If you were, however, making a dish that calls for cubes of paneer, then you would need to hang the paneer in a muslin cloth or press it together with the help of a heavyweight in order for it to form a block of cheese. We will share more on that in another recipe video in the future.
This savoury and tangy tomato-onion masala is what flavours our paneer. You could also make this exact same masala and instead of paneer, add some 4-5 eggs instead to make Anda Bhurji (Punjabi style scrambeled eggs), however, in that case, leave out the yoghurt that we add at the end.

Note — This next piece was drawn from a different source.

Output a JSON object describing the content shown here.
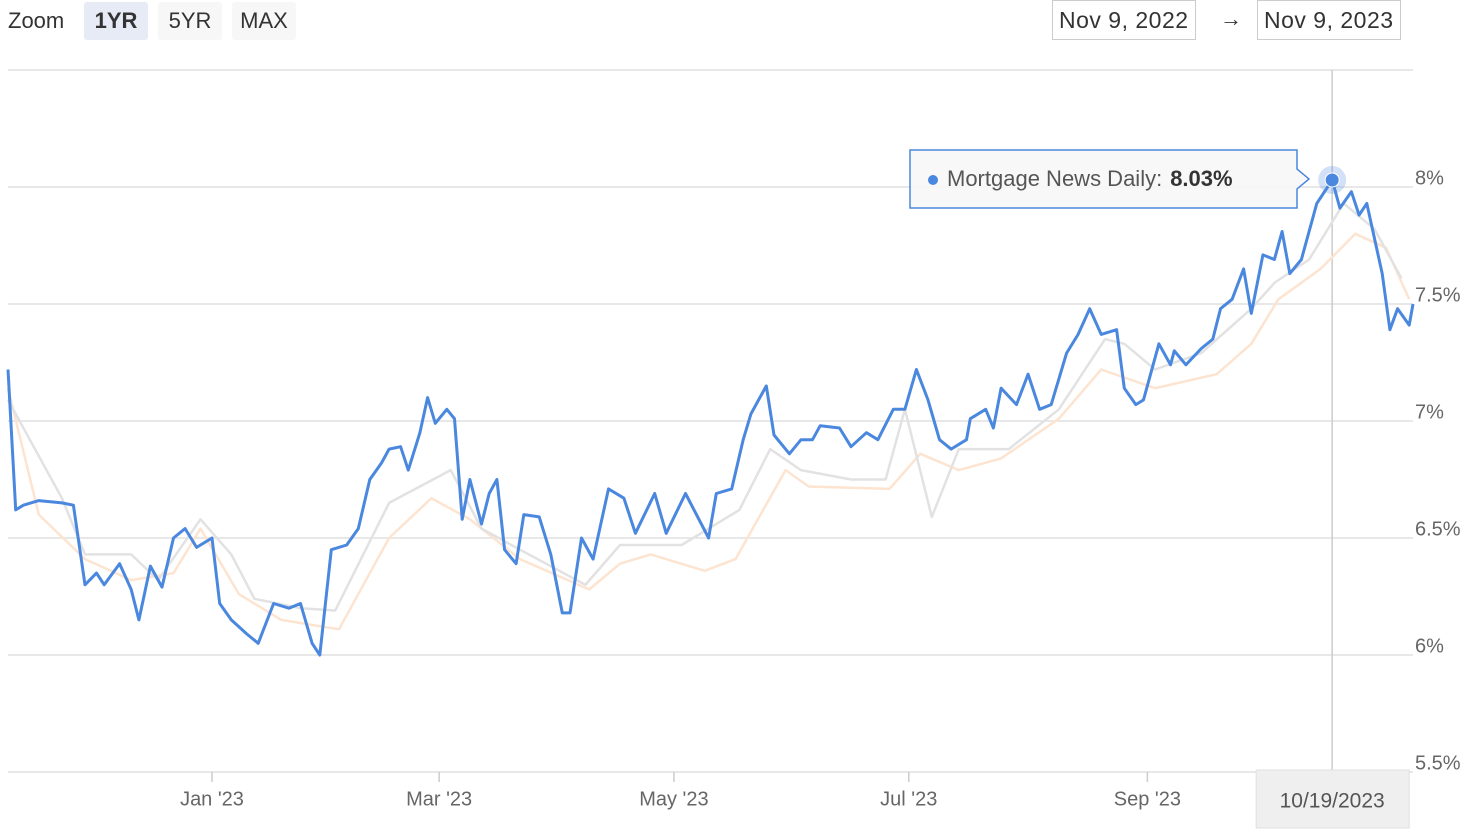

- Roughly chop the onions and tomatoes in cubes. Finely slice the green chillies and coriander.
- Add the ghee to a hot pan and once the ghee is hot, add the cumin seeds. Wait for them to pop and crackle. Then add the chopped onions.

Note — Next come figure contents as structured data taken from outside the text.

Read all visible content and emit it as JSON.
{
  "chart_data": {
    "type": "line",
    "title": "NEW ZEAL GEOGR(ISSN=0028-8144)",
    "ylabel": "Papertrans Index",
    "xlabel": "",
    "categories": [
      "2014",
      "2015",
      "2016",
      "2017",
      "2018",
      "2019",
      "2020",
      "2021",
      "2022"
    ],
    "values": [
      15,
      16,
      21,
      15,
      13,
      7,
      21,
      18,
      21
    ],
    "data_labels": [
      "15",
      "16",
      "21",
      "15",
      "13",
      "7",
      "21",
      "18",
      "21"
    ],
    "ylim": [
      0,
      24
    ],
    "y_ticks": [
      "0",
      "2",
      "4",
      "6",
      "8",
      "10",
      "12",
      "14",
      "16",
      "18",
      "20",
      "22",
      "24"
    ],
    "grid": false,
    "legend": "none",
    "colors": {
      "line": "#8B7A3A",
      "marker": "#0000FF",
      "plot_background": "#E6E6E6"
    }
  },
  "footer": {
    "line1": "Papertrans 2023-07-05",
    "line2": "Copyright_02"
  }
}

- Once the onions have softened, add in the green chillies and ginger-garlic paste. Fry till the ginger and garlic are well roasted and no longer smell raw.

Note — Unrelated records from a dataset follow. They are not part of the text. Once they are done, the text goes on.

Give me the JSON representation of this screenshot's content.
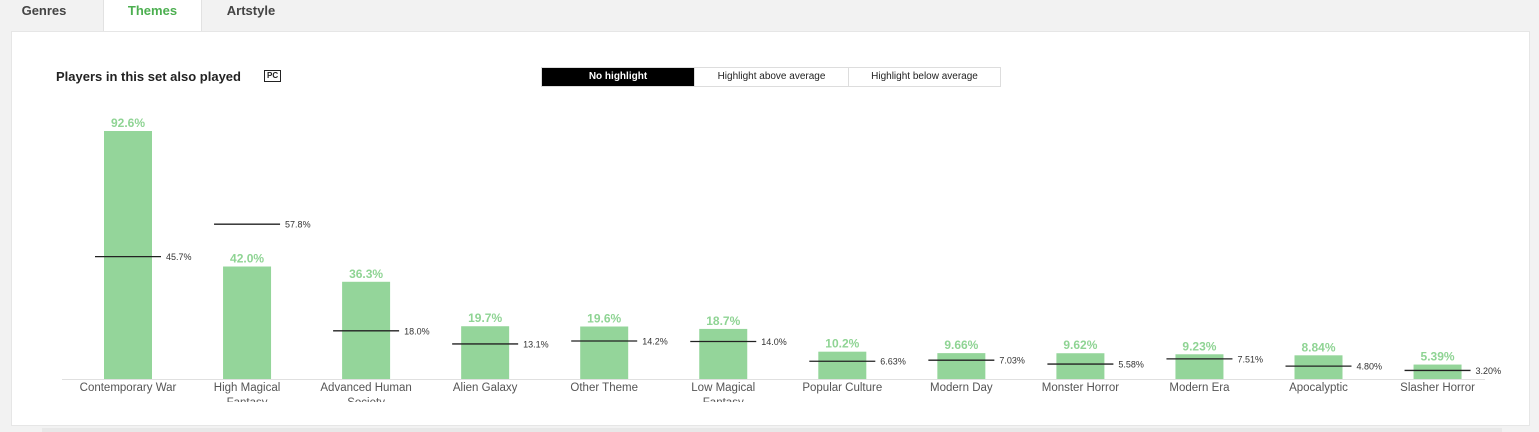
{
  "tabs": [
    {
      "label": "Genres",
      "active": false
    },
    {
      "label": "Themes",
      "active": true
    },
    {
      "label": "Artstyle",
      "active": false
    }
  ],
  "header": {
    "title": "Players in this set also played",
    "platform_badge": "PC"
  },
  "highlight_options": [
    {
      "label": "No highlight",
      "active": true
    },
    {
      "label": "Highlight above average",
      "active": false
    },
    {
      "label": "Highlight below average",
      "active": false
    }
  ],
  "colors": {
    "bar": "#94d59a",
    "value_label": "#8fd494",
    "active_tab": "#4caf50",
    "average_line": "#222222"
  },
  "chart_data": {
    "type": "bar",
    "categories": [
      "Contemporary War",
      "High Magical Fantasy",
      "Advanced Human Society",
      "Alien Galaxy",
      "Other Theme",
      "Low Magical Fantasy",
      "Popular Culture",
      "Modern Day",
      "Monster Horror",
      "Modern Era",
      "Apocalyptic",
      "Slasher Horror"
    ],
    "series": [
      {
        "values": [
          92.6,
          42.0,
          36.3,
          19.7,
          19.6,
          18.7,
          10.2,
          9.66,
          9.62,
          9.23,
          8.84,
          5.39
        ]
      },
      {
        "values": [
          45.7,
          57.8,
          18.0,
          13.1,
          14.2,
          14.0,
          6.63,
          7.03,
          5.58,
          7.51,
          4.8,
          3.2
        ]
      }
    ],
    "value_labels": [
      "92.6%",
      "42.0%",
      "36.3%",
      "19.7%",
      "19.6%",
      "18.7%",
      "10.2%",
      "9.66%",
      "9.62%",
      "9.23%",
      "8.84%",
      "5.39%"
    ],
    "average_labels": [
      "45.7%",
      "57.8%",
      "18.0%",
      "13.1%",
      "14.2%",
      "14.0%",
      "6.63%",
      "7.03%",
      "5.58%",
      "7.51%",
      "4.80%",
      "3.20%"
    ],
    "ylim": [
      0,
      100
    ],
    "grid": false,
    "legend": "none"
  }
}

- Next, add in the coriander powder and turmeric. Briefly roast the spices to release their aromas and then add in the chopped tomatoes and salt.
- Once the tomatoes are cooked through, but still juicy, add the paneer, followed by the garam masala, kasoori methi and the red chilli powder. Mix well till everything is combined and the paneer is well coated with the masala.
- Turn off the heat, add the whisked yoghurt, coriander leaves and mix well to combine. The yoghurt adds a nice creaminess and tang to the bhurji and should be added once the heat is turned off.
Serve with roti, paranthas, or Amritsari style with slices of 'double roti' aka plain white bread. Our favourite way to eat this bhurji is between slices of toasted bread, or if you have one of those sandwich makers, even better. It's India's take on the classic grilled cheese toast! Perfect with a side of green chutney and ketchup. :)
This recipe calls for 2 liters of milk and yield about 250g of paneer. The by-product of making this paneer is a considerable amount of whey, usually around 1.5 liters or so. This protein rich sour liquid shouldn't be thrown away. It can be used to enrich many dishes with nutrients and more flavour. Here are some ways that we like to use whey:
- to make a softer dough for rotis and parathas just replace the water with whey, in fact you can use for any bread from brioche buns, pav or even your sourdough bread
- use it in place or water or stock in dals, stews and soups
- use it as a liquid for cooking rice, pasta, noodles or potatoes
It stores well in the fridge for a few weeks so make sure you bottle it up for later use.